Messenger RNA: the science of speed

Messenger RNA (mRNA) vaccines are being used for the first time in this pandemic. According to Zoltán Kis, a chemical engineer at the Future Vaccine Manufacturing Hub at Imperial College London, there are broadly three reasons why mRNA vaccines are simpler to make than are conventional vaccines: mRNA technology doesn’t require living cells; there are fewer substances in the mix; and the process requires smaller volumes than does conventional-vaccine manufacturing.

From start to finish, it can take two days to make a batch of drug in a 30-litre reactor (currently thought to be the largest feasible), although quality control might add to the time needed.
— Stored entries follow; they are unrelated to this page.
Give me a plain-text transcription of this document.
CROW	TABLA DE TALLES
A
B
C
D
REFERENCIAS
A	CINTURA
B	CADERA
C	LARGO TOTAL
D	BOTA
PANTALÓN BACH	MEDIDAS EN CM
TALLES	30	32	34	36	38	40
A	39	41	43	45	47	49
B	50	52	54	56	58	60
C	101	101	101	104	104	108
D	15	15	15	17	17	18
The exercise begins with a two-hour process to make a long chain of RNA. This requires a DNA template, four different nucleotides and an enzyme to link the nucleotides together in the correct order.

Once that’s done, another enzyme is added to degrade the DNA template, which takes about 15 minutes. Purification is next — again, relatively easy, because the mRNA is the largest molecule in the mix, and there are no living cells or cell debris to eliminate.

The next stage is to stabilize the RNA by encapsulating it in lipid nanoparticles. By streaming the RNA and the nanoparticles together, the latter self-assemble around the former, in a process that takes about a day.

Next, glass vials are filled with the vaccine substance. One filling line can fill around 400 vials per minute, and can operate around 60% of the time on a yearly basis. The remaining 40% of the time is needed to prepare a line for future filling. One filling line could fill 126 million vials a year.

The technical challenge lies mostly in preventing the notoriously fragile RNA from degrading. Even once it is protected inside the lipid bubbles, very low temperatures are needed to keep it intact. “It’s a challenge, but once you have the people who know how to do this, it’s more like a standard procedure,” says Kis.

That's why drug manufacturers that have never made vaccines before are now considering getting into mRNA, and that could be game-changing for production capacity, says Martin Friede, head of vaccine development at the World Health Organization in Geneva, Switzerland. “Some people don’t realize what they are sitting on,” he adds.